Language of document : ECLI:EU:C:2012:85

Affaire C-360/10

Belgische Vereniging van Auteurs, Componisten en Uitgevers CVBA (SABAM)

contre

Netlog NV

(demande de décision préjudicielle,
introduite par le rechtbank van eerste aanleg te Brussel)

«Société de l’information — Droit d’auteur — Internet — Prestataire de services d’hébergement — Traitement des informations stockées sur une plateforme de réseau social en ligne — Mise en place d’un système de filtrage de ces informations afin d’empêcher la mise à disposition de fichiers portant atteinte aux droits d’auteur — Absence d’obligation générale de surveiller les informations stockées»

Sommaire de l’arrêt

Rapprochement des législations — Société de l’information — Droit d’auteur et droits voisins — Protection des données à caractère personnel dans le secteur des communications électroniques

(Charte des droits fondamentaux de l’Union européenne, art. 8 et 11; directives du Parlement européen et du Conseil 2000/31, art. 15, § 1, 2001/29 et 2004/48, art. 3, § 1)

Les directives 2000/31, relative à certains aspects juridiques des services de la société de l’information, et notamment du commerce électronique, dans le marché intérieur, 2001/29, sur l’harmonisation de certains aspects du droit d’auteur et des droits voisins dans la société de l’information, et 2004/48, relative au respect des droits de propriété intellectuelle, lues ensemble et interprétées au regard des exigences résultant de la protection des droits fondamentaux applicables, doivent être interprétées en ce sens qu’elles s’opposent à une injonction faite par un juge national à un prestataire de services d’hébergement de mettre en place un système de filtrage:

— des informations stockées sur ses serveurs par les utilisateurs de ses services;

— qui s’applique indistinctement à l’égard de l’ensemble de ces utilisateurs;

— à titre préventif;

— à ses frais exclusifs, et

— sans limitation dans le temps,

capable d’identifier des fichiers électroniques contenant des œuvres musicales, cinématographiques ou audiovisuelles sur lesquelles le demandeur prétend détenir des droits de propriété intellectuelle, en vue de bloquer la mise à disposition du public desdites œuvres qui porte atteinte au droit d’auteur.

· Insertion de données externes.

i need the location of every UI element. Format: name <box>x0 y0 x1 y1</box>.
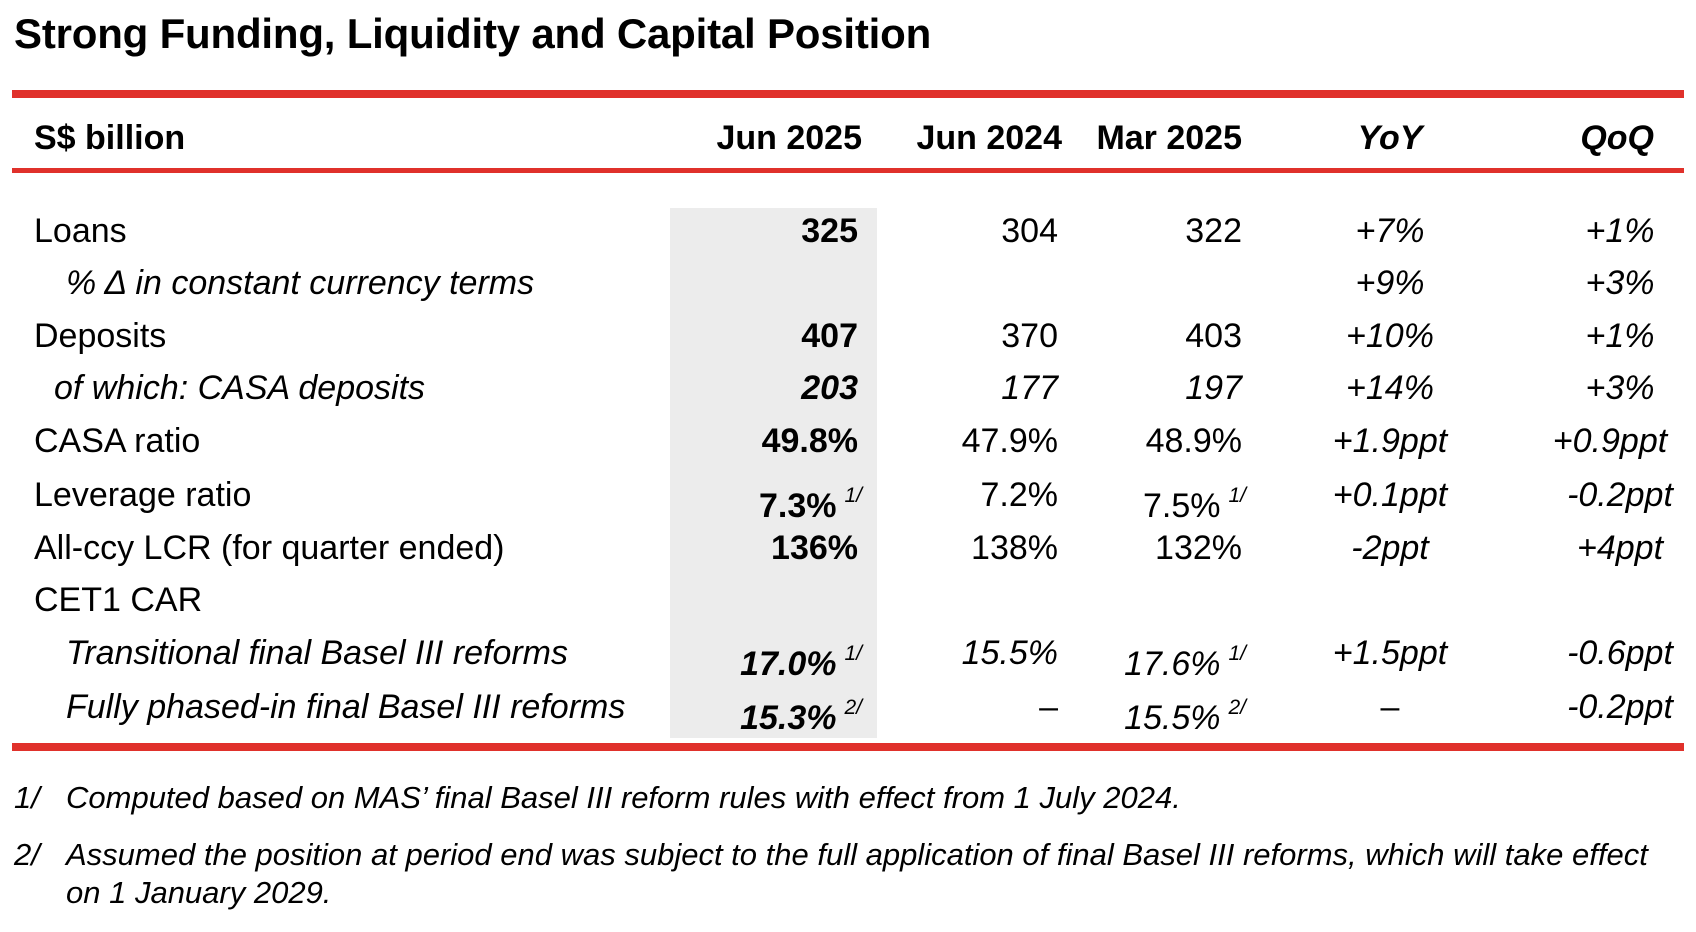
footnote-ref: 1/ <box>1228 642 1246 665</box>
cell-yoy: +7% <box>1355 212 1425 250</box>
row-label: Deposits <box>34 317 167 355</box>
footnote-mark: 2/ <box>14 837 40 872</box>
cell-jun-2024: 177 <box>1001 369 1058 407</box>
cell-yoy: +10% <box>1346 317 1434 355</box>
cell-mar-2025: 48.9% <box>1145 422 1242 460</box>
row-label: Leverage ratio <box>34 476 252 514</box>
cell-jun-2025: 203 <box>801 369 858 407</box>
cell-mar-2025: 403 <box>1185 317 1242 355</box>
row-label: Transitional final Basel III reforms <box>66 634 568 672</box>
table-row-deposits: Deposits 407 370 403 +10% +1% <box>0 310 1696 363</box>
cell-qoq: -0.2ppt <box>1567 688 1673 726</box>
cell-yoy: +0.1ppt <box>1332 476 1448 514</box>
header-jun-2024: Jun 2024 <box>916 119 1062 157</box>
header-unit-label: S$ billion <box>34 119 186 157</box>
cell-yoy: – <box>1380 688 1400 726</box>
cell-qoq: -0.6ppt <box>1567 634 1673 672</box>
cell-mar-2025: 197 <box>1185 369 1242 407</box>
table-row-casa-deposits: of which: CASA deposits 203 177 197 +14%… <box>0 362 1696 415</box>
cell-mar-2025: 15.5% <box>1124 699 1221 737</box>
cell-mar-2025: 7.5% <box>1142 487 1221 525</box>
cell-jun-2024: 7.2% <box>980 476 1059 514</box>
table-row-loans: Loans 325 304 322 +7% +1% <box>0 205 1696 258</box>
cell-mar-2025-wrap: 17.6% 1/ <box>1050 627 1246 691</box>
row-label: CASA ratio <box>34 422 201 460</box>
footnote-ref: 1/ <box>844 484 862 507</box>
cell-qoq: +3% <box>1585 264 1655 302</box>
bottom-rule <box>12 743 1684 751</box>
footnote-ref: 2/ <box>844 696 862 719</box>
cell-jun-2024: 138% <box>971 529 1058 567</box>
cell-jun-2024: 15.5% <box>961 634 1058 672</box>
cell-qoq: +1% <box>1585 212 1655 250</box>
table-row-fully-phased-in: Fully phased-in final Basel III reforms … <box>0 681 1696 737</box>
footnote-ref: 1/ <box>1228 484 1246 507</box>
table-row-casa-ratio: CASA ratio 49.8% 47.9% 48.9% +1.9ppt +0.… <box>0 415 1696 468</box>
cell-yoy: +1.5ppt <box>1332 634 1448 672</box>
row-label: All-ccy LCR (for quarter ended) <box>34 529 505 567</box>
cell-jun-2025: 7.3% <box>758 487 837 525</box>
cell-yoy: -2ppt <box>1351 529 1429 567</box>
cell-qoq: +0.9ppt <box>1552 422 1668 460</box>
page-title: Strong Funding, Liquidity and Capital Po… <box>14 10 932 57</box>
footnote-text: Assumed the position at period end was s… <box>66 837 1648 910</box>
cell-jun-2025: 407 <box>801 317 858 355</box>
footnote-ref: 2/ <box>1228 696 1246 719</box>
header-yoy: YoY <box>1357 119 1423 157</box>
row-label: CET1 CAR <box>34 581 203 619</box>
row-label: Fully phased-in final Basel III reforms <box>66 688 626 726</box>
table-row-constant-currency: % Δ in constant currency terms +9% +3% <box>0 257 1696 310</box>
cell-mar-2025: 17.6% <box>1124 645 1221 683</box>
footnote-ref: 1/ <box>844 642 862 665</box>
cell-mar-2025: 132% <box>1155 529 1242 567</box>
cell-jun-2025-wrap: 17.0% 1/ <box>670 627 862 691</box>
table-row-transitional: Transitional final Basel III reforms 17.… <box>0 627 1696 683</box>
header-qoq: QoQ <box>1580 119 1654 157</box>
cell-mar-2025-wrap: 15.5% 2/ <box>1050 681 1246 745</box>
cell-jun-2025: 17.0% <box>740 645 837 683</box>
cell-jun-2024: 304 <box>1001 212 1058 250</box>
cell-jun-2025-wrap: 7.3% 1/ <box>670 469 862 533</box>
cell-jun-2024: 370 <box>1001 317 1058 355</box>
cell-yoy: +14% <box>1346 369 1434 407</box>
highlight-column-jun-2025 <box>670 208 877 738</box>
header-rule <box>12 168 1684 173</box>
cell-qoq: +1% <box>1585 317 1655 355</box>
cell-mar-2025: 322 <box>1185 212 1242 250</box>
cell-yoy: +9% <box>1355 264 1425 302</box>
footnote-text: Computed based on MAS’ final Basel III r… <box>66 780 1181 815</box>
cell-jun-2024: – <box>1039 688 1058 726</box>
cell-qoq: +3% <box>1585 369 1655 407</box>
table-row-lcr: All-ccy LCR (for quarter ended) 136% 138… <box>0 522 1696 575</box>
table-row-leverage-ratio: Leverage ratio 7.3% 1/ 7.2% 7.5% 1/ +0.1pp… <box>0 469 1696 525</box>
cell-qoq: +4ppt <box>1576 529 1664 567</box>
header-jun-2025: Jun 2025 <box>716 119 862 157</box>
header-mar-2025: Mar 2025 <box>1096 119 1242 157</box>
cell-qoq: -0.2ppt <box>1567 476 1673 514</box>
top-rule <box>12 90 1684 98</box>
cell-mar-2025-wrap: 7.5% 1/ <box>1050 469 1246 533</box>
cell-jun-2025-wrap: 15.3% 2/ <box>670 681 862 745</box>
row-label: % Δ in constant currency terms <box>66 264 535 302</box>
footnote-mark: 1/ <box>14 780 40 815</box>
cell-jun-2024: 47.9% <box>961 422 1058 460</box>
row-label: Loans <box>34 212 127 250</box>
cell-jun-2025: 49.8% <box>761 422 858 460</box>
footnote-1: 1/ Computed based on MAS’ final Basel II… <box>14 779 1181 817</box>
cell-jun-2025: 136% <box>771 529 858 567</box>
cell-jun-2025: 15.3% <box>740 699 837 737</box>
footnote-2: 2/ Assumed the position at period end wa… <box>14 836 1648 910</box>
cell-yoy: +1.9ppt <box>1332 422 1448 460</box>
row-label: of which: CASA deposits <box>54 369 426 407</box>
table-row-cet1-car: CET1 CAR <box>0 574 1696 627</box>
cell-jun-2025: 325 <box>801 212 858 250</box>
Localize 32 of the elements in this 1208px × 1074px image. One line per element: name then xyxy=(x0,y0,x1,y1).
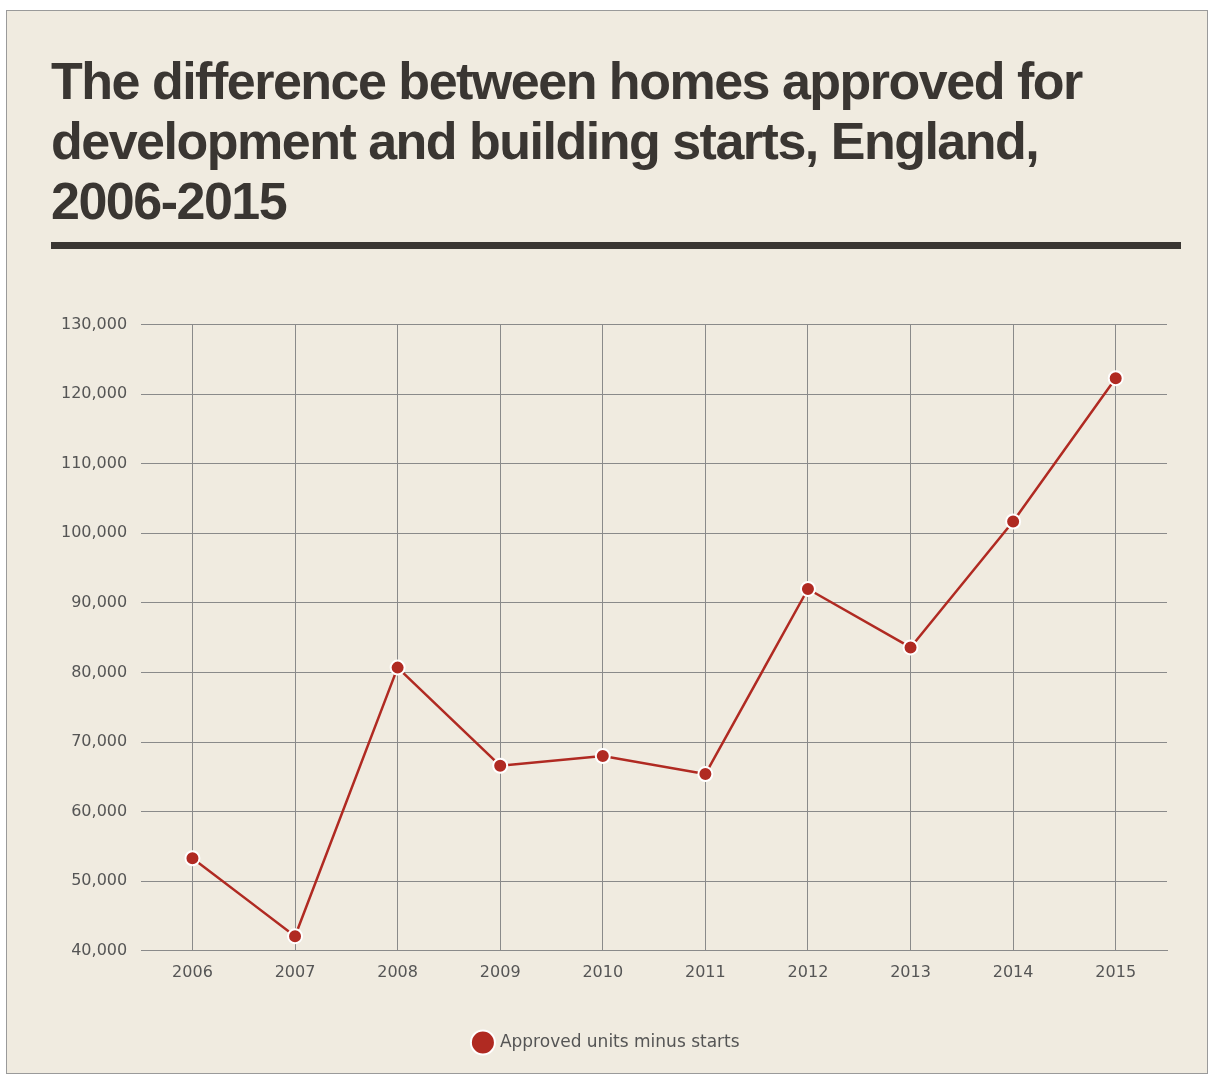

En effet, une telle injonction obligerait ledit prestataire à procéder à une surveillance active de la quasi-totalité des données concernant l’ensemble des utilisateurs de ses services, afin de prévenir toute atteinte future à des droits de propriété intellectuelle, lui imposant ainsi une surveillance générale interdite par l’article 15, paragraphe 1, de la directive 2000/31. Elle entraînerait, par ailleurs, une atteinte caractérisée à la liberté d’entreprise du prestataire de services d’hébergement puisqu’elle l’obligerait à mettre en place un système informatique complexe, coûteux, permanent et à ses seuls frais, ce qui serait d’ailleurs contraire aux conditions prévues à l’article 3, paragraphe 1, de la directive 2004/48, qui exige que les mesures pour assurer le respect des droits de propriété intellectuelle ne soient pas inutilement complexes ou coûteuses. Partant, une telle injonction ne respecterait pas l’exigence que soit assuré un juste équilibre entre, d’une part, la protection du droit de propriété intellectuelle, dont jouissent les titulaires de droits d’auteur, et, d’autre part, celle de la liberté d’entreprise dont bénéficient les opérateurs tels que les prestataires de services d’hébergement. Les effets d’une telle injonction ne se limiteraient d’ailleurs pas au prestataire de services d’hébergement, le système de filtrage étant également susceptible de porter atteinte aux droits fondamentaux de leurs utilisateurs, à savoir à leur droit à la protection des données à caractère personnel ainsi qu’à leur liberté de recevoir ou de communiquer des informations, ces droits étant protégés par les articles 8 et 11 de la charte des droits fondamentaux de l’Union européenne. D’une part, l’injonction impliquerait l’identification, l’analyse systématique et le traitement des informations relatives aux profils créés sur le réseau social par les utilisateurs de ce dernier, les informations relatives à ces profils étant des données protégées à caractère personnel, car elles permettent, en principe, l’identification desdits utilisateurs. D’autre part, elle risquerait de porter atteinte à la liberté d’information, puisque ce système risquerait de ne pas suffisamment distinguer entre un contenu illicite et un contenu licite, de sorte que son déploiement pourrait avoir pour effet d’entraîner le blocage de communications à contenu licite.